Presque toutes ces formes de harcèlement ont pris beaucoup plus d’ampleur, comparativement à 2014.
Trois axes de peur
Lorsque les participants à l’étude ont décrit la nature et le contexte de ces gestes de harcèlement, trois thèmes se sont dégagés: une transformation du paysage avec la prolifération de la rhétorique raciste, misogyne et liée à l’extrême droite, en ligne; la peur que les répondants ou leurs proches soient attaqués, gravement blessés ou tués, et un sentiment que les appuis disponibles ne sont pas suffisants, avec des ressources qui ne permettent pas de suivre ce monde qui change.
Le coauteur de l’étude, le Dr Justin Barry-Walsh, affirme qu’une partie des impacts délétères survient dans le contexte de ce harcèlement déraisonnable – envers les élus, envers leurs proches, et envers leurs employés.
« L’étude démontre que les dégâts qui peuvent être provoqués par les misogynes et ceux qui sont prêts à exprimer ce point de vue. Cela soulève le risque de l’érosion de notre démocratie par la poursuite d’un tel harcèlement, particulièrement envers les femmes élues », dit-il.
Cependant, l’étude permet aussi d’obtenir des informations importantes à propos des services responsables de la sécurité et du bien-être des élus et de leur personnel, y compris la police et les services de sécurité parlementaires.
Toujours selon le Dr Barry-Walsh, « les travaux soulignent l’importance de disposer d’une réponse systémique et efficace face à ce problème, y compris le besoin de s’adapter à des menaces en transformation, en plus de potentiellement modifier nos lois. Le fait de disposer d’une approche cohérente face à ces menaces est important, y compris sous la forme d’une collaboration entre la sécurité parlementaire, la police et les organisations de protection de la santé mentale ».
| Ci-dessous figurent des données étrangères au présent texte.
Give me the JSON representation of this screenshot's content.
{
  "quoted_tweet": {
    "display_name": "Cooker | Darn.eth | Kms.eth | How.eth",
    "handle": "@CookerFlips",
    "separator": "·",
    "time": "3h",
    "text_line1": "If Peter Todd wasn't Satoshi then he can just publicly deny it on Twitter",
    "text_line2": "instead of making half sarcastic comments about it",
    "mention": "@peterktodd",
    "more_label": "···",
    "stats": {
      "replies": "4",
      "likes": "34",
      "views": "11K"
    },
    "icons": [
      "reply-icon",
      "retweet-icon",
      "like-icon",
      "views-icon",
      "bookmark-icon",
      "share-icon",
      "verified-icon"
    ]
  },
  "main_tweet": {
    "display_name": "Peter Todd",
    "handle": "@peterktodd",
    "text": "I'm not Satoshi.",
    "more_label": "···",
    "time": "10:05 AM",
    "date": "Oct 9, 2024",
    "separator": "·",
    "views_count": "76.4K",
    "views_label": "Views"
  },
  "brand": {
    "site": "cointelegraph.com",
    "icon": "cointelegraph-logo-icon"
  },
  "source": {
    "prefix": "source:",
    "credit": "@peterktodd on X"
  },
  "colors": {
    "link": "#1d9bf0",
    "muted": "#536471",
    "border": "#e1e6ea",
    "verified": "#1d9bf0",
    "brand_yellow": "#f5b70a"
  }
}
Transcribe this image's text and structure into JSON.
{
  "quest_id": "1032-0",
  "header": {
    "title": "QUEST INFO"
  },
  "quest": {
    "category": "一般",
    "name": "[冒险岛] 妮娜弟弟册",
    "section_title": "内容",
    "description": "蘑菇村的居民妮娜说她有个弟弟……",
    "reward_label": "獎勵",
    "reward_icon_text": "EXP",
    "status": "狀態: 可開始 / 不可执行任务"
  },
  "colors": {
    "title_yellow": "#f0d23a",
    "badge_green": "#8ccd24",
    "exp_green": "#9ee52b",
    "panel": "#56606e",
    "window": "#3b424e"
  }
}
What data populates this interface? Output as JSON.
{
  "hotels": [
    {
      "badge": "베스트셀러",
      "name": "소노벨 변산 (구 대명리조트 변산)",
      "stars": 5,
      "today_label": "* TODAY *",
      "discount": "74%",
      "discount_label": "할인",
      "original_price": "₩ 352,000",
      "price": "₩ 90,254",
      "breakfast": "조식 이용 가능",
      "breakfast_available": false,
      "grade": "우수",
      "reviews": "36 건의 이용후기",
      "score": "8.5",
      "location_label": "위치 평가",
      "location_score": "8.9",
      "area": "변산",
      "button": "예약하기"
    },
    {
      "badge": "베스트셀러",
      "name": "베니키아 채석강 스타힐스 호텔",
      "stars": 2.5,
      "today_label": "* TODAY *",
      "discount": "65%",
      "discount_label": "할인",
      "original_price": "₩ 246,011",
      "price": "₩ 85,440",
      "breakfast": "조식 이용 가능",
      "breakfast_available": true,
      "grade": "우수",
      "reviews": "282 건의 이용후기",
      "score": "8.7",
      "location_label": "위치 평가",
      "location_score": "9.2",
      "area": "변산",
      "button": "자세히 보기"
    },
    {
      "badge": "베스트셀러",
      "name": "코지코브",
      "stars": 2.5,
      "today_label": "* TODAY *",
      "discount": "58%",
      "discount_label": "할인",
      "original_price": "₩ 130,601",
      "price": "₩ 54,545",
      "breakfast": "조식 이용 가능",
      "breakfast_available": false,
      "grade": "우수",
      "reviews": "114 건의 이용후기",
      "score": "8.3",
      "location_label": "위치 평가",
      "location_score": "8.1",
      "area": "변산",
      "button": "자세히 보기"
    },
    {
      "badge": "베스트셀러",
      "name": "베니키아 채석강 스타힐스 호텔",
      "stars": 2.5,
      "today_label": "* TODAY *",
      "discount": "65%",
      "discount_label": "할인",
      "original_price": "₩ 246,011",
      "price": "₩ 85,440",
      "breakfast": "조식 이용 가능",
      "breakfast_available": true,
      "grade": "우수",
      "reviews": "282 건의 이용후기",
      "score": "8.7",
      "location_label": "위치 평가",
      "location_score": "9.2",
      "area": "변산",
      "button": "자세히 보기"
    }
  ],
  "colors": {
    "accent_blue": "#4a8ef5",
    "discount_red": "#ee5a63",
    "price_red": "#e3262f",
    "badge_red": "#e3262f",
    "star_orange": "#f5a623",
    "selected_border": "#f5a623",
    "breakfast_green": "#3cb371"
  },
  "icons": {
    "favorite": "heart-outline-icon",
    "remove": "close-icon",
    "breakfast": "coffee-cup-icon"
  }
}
Le chercheur persiste et signe: il ne suffit pas de simplement surveiller ce phénomène et d’en faire état. « Les élus ont été clairs sur le fait qu’ils ont besoin, en compagnie de leurs employés, de plus d’appuis et de ressources pour gérer ces menaces. Pour les nouveaux politiciens, la formation en désescalade, sécurité et cybersécurité devrait faire partie de ce qui est offert lors de l’entrée en poste, et des ressources devraient être rendues disponibles pour améliorer les mesures de sécurité au domicile et au bureau. »
De son côté, la Pre Every-Palmer espère que l’étude fera office de permission, pour les politiciens, afin qu’ils puissent reconnaître l’ampleur des difficultés auxquelles ils font face, en plus d’aller chercher l’appui et l’aide dont ils ont besoin, lorsqu’ils sont soumis à du harcèlement.
« Nous espérons que pour certaines personnes, cela viendra valider leurs expériences et confirmer ce qu’ils affirment depuis un certain temps. Nous souhaitons aussi que les élus ne minimisent pas l’importance et les impacts négatifs qui découlent du harcèlement – celui-ci se produit sur l’ensemble du spectre politique et ne devrait pas être un enjeu partisan », ajoute-t-elle.